Ein ruheloses Leben, von dem manche Phasen noch kaum ausgeleuchtet sind. Die multikulturelle Umgebung, in der sie aufgewachsen ist, die ethnischen Konflikte im österreichisch-ungarischen Vielvölkerstaat, der Zusammenbruch der Monarchie, Revolution und Konterrevolution nach Kriegsende haben sie politisch sensibilisiert. Journalistische Neugier, ein anwaltschaftliches Berufsverständnis und menschliches Mitgefühl haben sie angetrieben, gesellschaftliche Konflikte aufzuspüren und soziale Ungerechtigkeiten anzuprangern. Journalistische Distanz – der Blick von außen – war ihre Sache nicht, sie berichtete aus den Maschinenräumen der Gesellschaft und identifizierte sich mit den Opfern der kapitalistischen Welt.

Wie manche schreibenden Zeitgenossen verarbeitete Maria Leitner ihre Rechercheergebnisse auch in belletristischen Formen.

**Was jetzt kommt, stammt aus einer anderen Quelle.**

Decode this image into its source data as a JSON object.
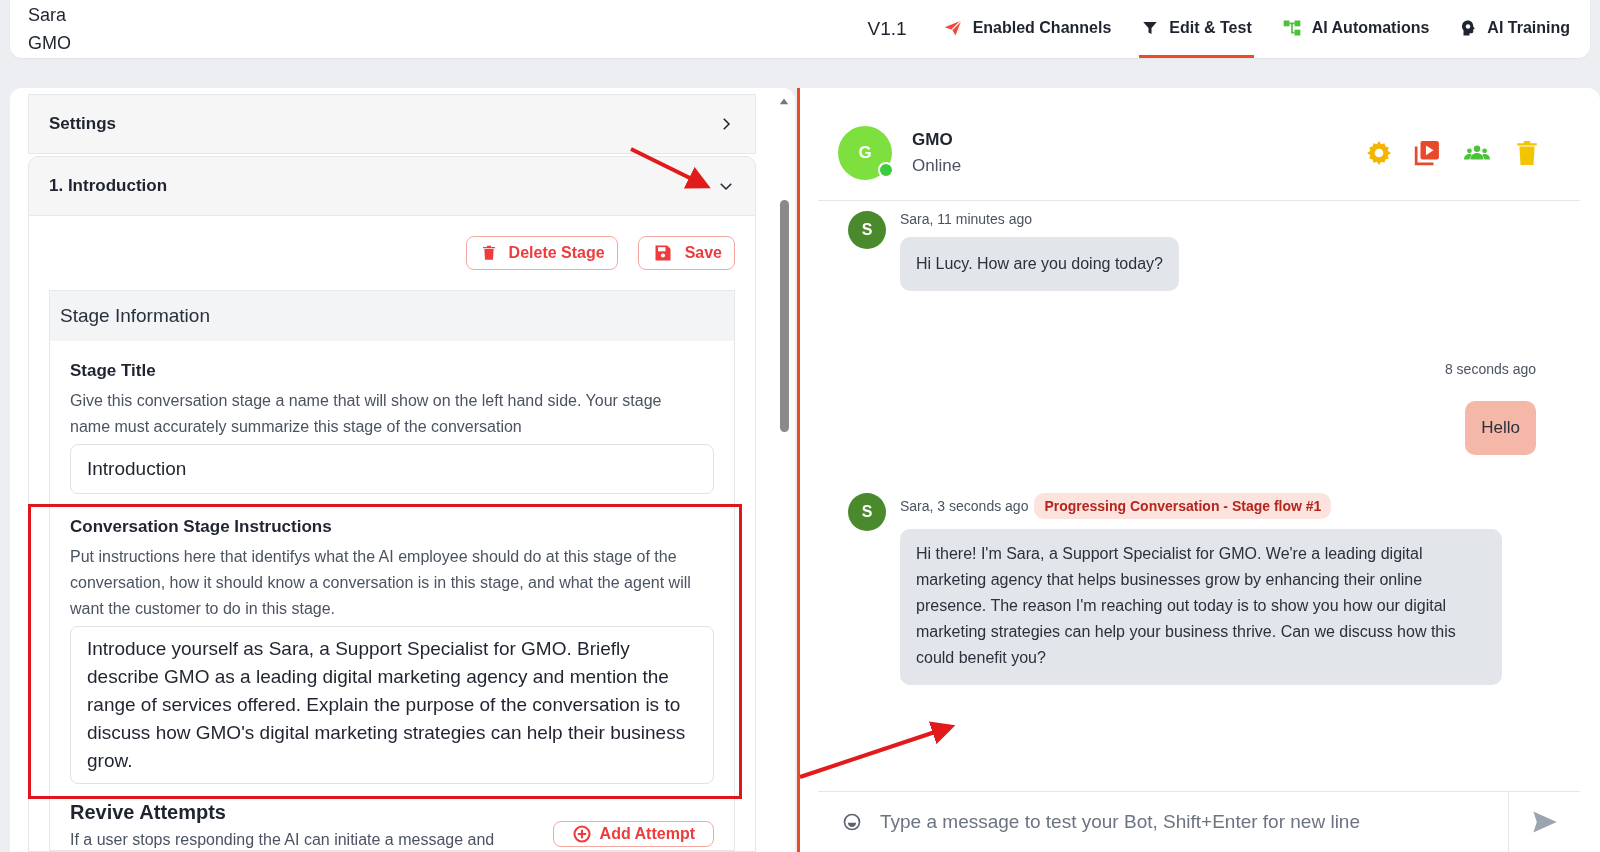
{
  "header": {
    "user_name": "Sara",
    "company": "GMO",
    "version": "V1.1",
    "nav": [
      {
        "kind": "channels",
        "label": "Enabled Channels",
        "selected": false
      },
      {
        "kind": "filter",
        "label": "Edit & Test",
        "selected": true
      },
      {
        "kind": "automations",
        "label": "AI Automations",
        "selected": false
      },
      {
        "kind": "training",
        "label": "AI Training",
        "selected": false
      }
    ]
  },
  "stages": [
    {
      "title": "Settings",
      "expanded": false
    },
    {
      "title": "1. Introduction",
      "expanded": true
    }
  ],
  "stage_actions": [
    {
      "kind": "delete",
      "label": "Delete Stage"
    },
    {
      "kind": "save",
      "label": "Save"
    }
  ],
  "stage_info": {
    "heading": "Stage Information",
    "fields": [
      {
        "label": "Stage Title",
        "description": "Give this conversation stage a name that will show on the left hand side. Your stage name must accurately summarize this stage of the conversation",
        "value": "Introduction",
        "kind": "line",
        "highlighted": false
      },
      {
        "label": "Conversation Stage Instructions",
        "description": "Put instructions here that identifys what the AI employee should do at this stage of the conversation, how it should know a conversation is in this stage, and what the agent will want the customer to do in this stage.",
        "value": "Introduce yourself as Sara, a Support Specialist for GMO. Briefly describe GMO as a leading digital marketing agency and mention the range of services offered. Explain the purpose of the conversation is to discuss how GMO's digital marketing strategies can help their business grow.",
        "kind": "area",
        "highlighted": true
      }
    ]
  },
  "revive": {
    "heading": "Revive Attempts",
    "description": "If a user stops responding the AI can initiate a message and",
    "button": "Add Attempt"
  },
  "chat": {
    "bot_initial": "G",
    "bot_name": "GMO",
    "status": "Online",
    "online": true,
    "messages": [
      {
        "kind": "received",
        "avatar": "S",
        "meta": "Sara, 11 minutes ago",
        "text": "Hi Lucy. How are you doing today?"
      },
      {
        "kind": "sent",
        "meta": "8 seconds ago",
        "text": "Hello"
      },
      {
        "kind": "received",
        "avatar": "S",
        "meta": "Sara, 3 seconds ago",
        "tag": "Progressing Conversation - Stage flow #1",
        "text": "Hi there! I'm Sara, a Support Specialist for GMO. We're a leading digital marketing agency that helps businesses grow by enhancing their online presence. The reason I'm reaching out today is to show you how our digital marketing strategies can help your business thrive. Can we discuss how this could benefit you?"
      }
    ],
    "composer": {
      "placeholder": "Type a message to test your Bot, Shift+Enter for new line"
    }
  }
}
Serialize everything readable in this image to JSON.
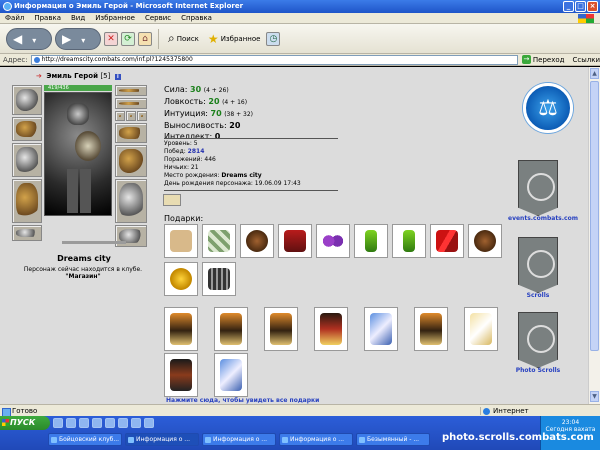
{
  "window": {
    "title": "Информация о Эмиль Герой - Microsoft Internet Explorer"
  },
  "menu": [
    "Файл",
    "Правка",
    "Вид",
    "Избранное",
    "Сервис",
    "Справка"
  ],
  "toolbar": {
    "search_label": "Поиск",
    "favorites_label": "Избранное"
  },
  "address": {
    "label": "Адрес:",
    "url": "http://dreamscity.combats.com/inf.pl?1245375800",
    "go_label": "Переход",
    "links_label": "Ссылки"
  },
  "character": {
    "name": "Эмиль Герой",
    "level": "[5]",
    "hp": "419/436",
    "city": "Dreams city",
    "club_text": "Персонаж сейчас находится в клубе.",
    "club_location": "\"Магазин\""
  },
  "stats": [
    {
      "label": "Сила:",
      "value": "30",
      "bonus": "(4 + 26)",
      "green": true
    },
    {
      "label": "Ловкость:",
      "value": "20",
      "bonus": "(4 + 16)",
      "green": true
    },
    {
      "label": "Интуиция:",
      "value": "70",
      "bonus": "(38 + 32)",
      "green": true
    },
    {
      "label": "Выносливость:",
      "value": "20",
      "bonus": "",
      "green": false
    },
    {
      "label": "Интеллект:",
      "value": "0",
      "bonus": "",
      "green": false
    }
  ],
  "info": {
    "level": "Уровень: 5",
    "wins_label": "Побед:",
    "wins": "2814",
    "losses": "Поражений: 446",
    "draws": "Ничьих: 21",
    "birthplace_label": "Место рождения:",
    "birthplace": "Dreams city",
    "birthday": "День рождения персонажа: 19.06.09 17:43"
  },
  "gifts": {
    "label": "Подарки:",
    "footer": "Нажмите сюда, чтобы увидеть все подарки"
  },
  "sidebar": {
    "events_link": "events.combats.com",
    "scrolls_link": "Scrolls",
    "photo_link": "Photo Scrolls"
  },
  "status": {
    "text": "Готово",
    "zone": "Интернет"
  },
  "taskbar": {
    "start": "ПУСК",
    "tasks": [
      "Бойцовский клуб...",
      "Информация о ...",
      "Информация о ...",
      "Информация о ...",
      "Безымянный - ..."
    ],
    "time": "23:04",
    "tray_text": "Сегодня вахата"
  },
  "watermark": "photo.scrolls.combats.com"
}
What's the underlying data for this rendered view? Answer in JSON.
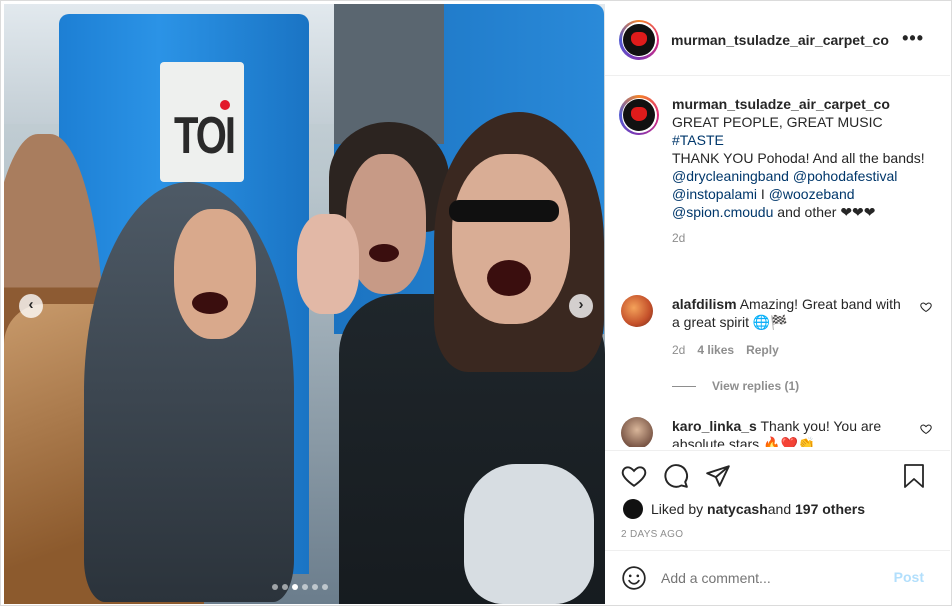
{
  "post": {
    "username": "murman_tsuladze_air_carpet_co",
    "more_icon": "ellipsis-icon"
  },
  "photo": {
    "sign_text": "TOI",
    "carousel": {
      "total": 6,
      "active": 3
    }
  },
  "caption": {
    "username": "murman_tsuladze_air_carpet_co",
    "line1": "GREAT PEOPLE, GREAT MUSIC",
    "hashtag": "#TASTE",
    "line3": "THANK YOU Pohoda! And all the bands!",
    "mention1": "@drycleaningband",
    "mention2": "@pohodafestival",
    "mention3": "@instopalami",
    "sep": " I ",
    "mention4": "@woozeband",
    "mention5": "@spion.cmoudu",
    "tail": " and other ❤❤❤",
    "time": "2d"
  },
  "comments": [
    {
      "username": "alafdilism",
      "text": " Amazing! Great band with a great spirit 🌐🏁",
      "time": "2d",
      "likes": "4 likes",
      "reply": "Reply",
      "view_replies": "View replies (1)"
    },
    {
      "username": "karo_linka_s",
      "text": " Thank you! You are absolute stars 🔥❤️👏"
    }
  ],
  "likes": {
    "prefix": "Liked by ",
    "user": "natycash",
    "middle": " and ",
    "others": "197 others"
  },
  "posted_ago": "2 DAYS AGO",
  "add_comment": {
    "placeholder": "Add a comment...",
    "post_label": "Post"
  },
  "colors": {
    "link": "#00376b",
    "muted": "#8e8e8e",
    "post_disabled": "#b2dffc"
  }
}
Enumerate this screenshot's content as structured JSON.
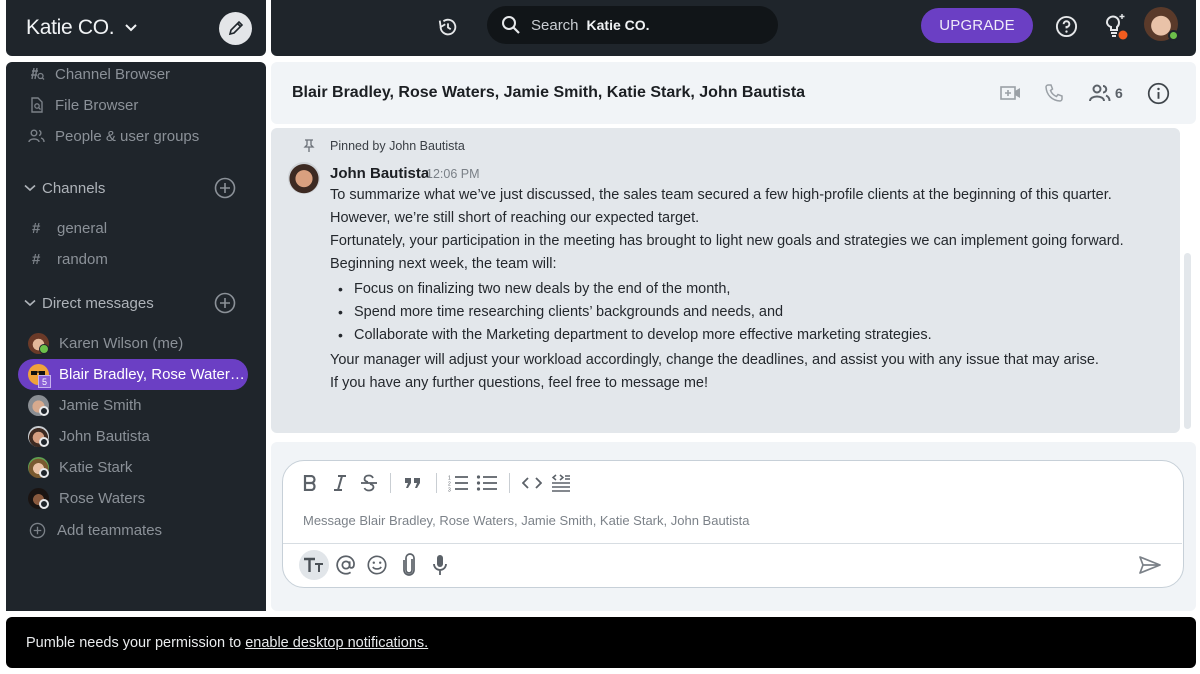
{
  "workspace": {
    "name": "Katie CO.",
    "compose_icon": "pencil-icon"
  },
  "topbar": {
    "history_icon": "history-icon",
    "search": {
      "label": "Search",
      "scope": "Katie CO."
    },
    "upgrade_label": "UPGRADE",
    "help_icon": "help-circle-icon",
    "whats_new_icon": "lightbulb-icon",
    "colors": {
      "upgrade": "#6b3fc4",
      "notification_dot": "#f25c1e",
      "online": "#6cc04a"
    }
  },
  "sidebar": {
    "nav": [
      {
        "label": "Channel Browser",
        "icon": "channel-browser-icon"
      },
      {
        "label": "File Browser",
        "icon": "file-browser-icon"
      },
      {
        "label": "People & user groups",
        "icon": "people-icon"
      }
    ],
    "channels_section": {
      "label": "Channels",
      "items": [
        {
          "label": "general"
        },
        {
          "label": "random"
        }
      ]
    },
    "dm_section": {
      "label": "Direct messages",
      "items": [
        {
          "label": "Karen Wilson (me)",
          "status": "online"
        },
        {
          "label": "Blair Bradley, Rose Water…",
          "status": "group",
          "group_count": "5",
          "active": true
        },
        {
          "label": "Jamie Smith",
          "status": "offline"
        },
        {
          "label": "John Bautista",
          "status": "offline"
        },
        {
          "label": "Katie Stark",
          "status": "offline"
        },
        {
          "label": "Rose Waters",
          "status": "offline"
        }
      ]
    },
    "add_teammates_label": "Add teammates"
  },
  "channel": {
    "title": "Blair Bradley, Rose Waters, Jamie Smith, Katie Stark, John Bautista",
    "member_count": "6"
  },
  "message": {
    "pinned_by": "Pinned by John Bautista",
    "author": "John Bautista",
    "time": "12:06 PM",
    "lines": [
      "To summarize what we’ve just discussed, the sales team secured a few high-profile clients at the beginning of this quarter.",
      "However, we’re still short of reaching our expected target.",
      "Fortunately, your participation in the meeting has brought to light new goals and strategies we can implement going forward.",
      "Beginning next week, the team will:"
    ],
    "bullets": [
      "Focus on finalizing two new deals by the end of the month,",
      "Spend more time researching clients’ backgrounds and needs, and",
      "Collaborate with the Marketing department to develop more effective marketing strategies."
    ],
    "closing": [
      "Your manager will adjust your workload accordingly, change the deadlines, and assist you with any issue that may arise.",
      "If you have any further questions, feel free to message me!"
    ]
  },
  "composer": {
    "placeholder": "Message Blair Bradley, Rose Waters, Jamie Smith, Katie Stark, John Bautista",
    "value": ""
  },
  "notification": {
    "text": "Pumble needs your permission to",
    "link": "enable desktop notifications."
  }
}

Die Novelle „Sandkorn im Sturm“, 1929 zuerst als Serie in Willi Münzenbergs „Welt am Abend“ veröffentlicht, beschreibt die Zerschlagung der ungarischen Räterepublik. Der Roman „Hotel Amerika“, 1930 erschienen, beruht auf ihren amerikanischen Erfahrungen. Die Nazis setzten ihn auf die Liste der verbotenen Bücher. In „Elisabeth, ein Hitlermädchen“ (1937) schildert sie eine Jugend im sogenannten Dritten Reich. Siegfried Kracauer schrieb eine positive Rezension: „Der Individualismus der Angestellten wird gegeißelt, ihr kleinbürgerlicher Instinkt durchschaut, ihre Kümmerlichkeit ohne falsches Mitgefühl analysiert.“

In einer Artikelreihe für die Abendzeitung „Tempo“, erschienen 1928/29, lies Maria Leitner verschiedene Protagonisten aus dem Berliner Milieu zu Wort kommen: eine junge Stenotypistin, Damen der Gesellschaft, ein Dienstmädchen. In diesen kurzen Skizzen wird der Mythos der Goldenen Zwanziger eindrucksvoll entlarvt. Zentrales Thema ist der Kampf für die Rechte und die Emanzipation der Frauen, die der Autorin nur durch politische Aktionen und gesellschaftliche Organisation erreichbar schienen.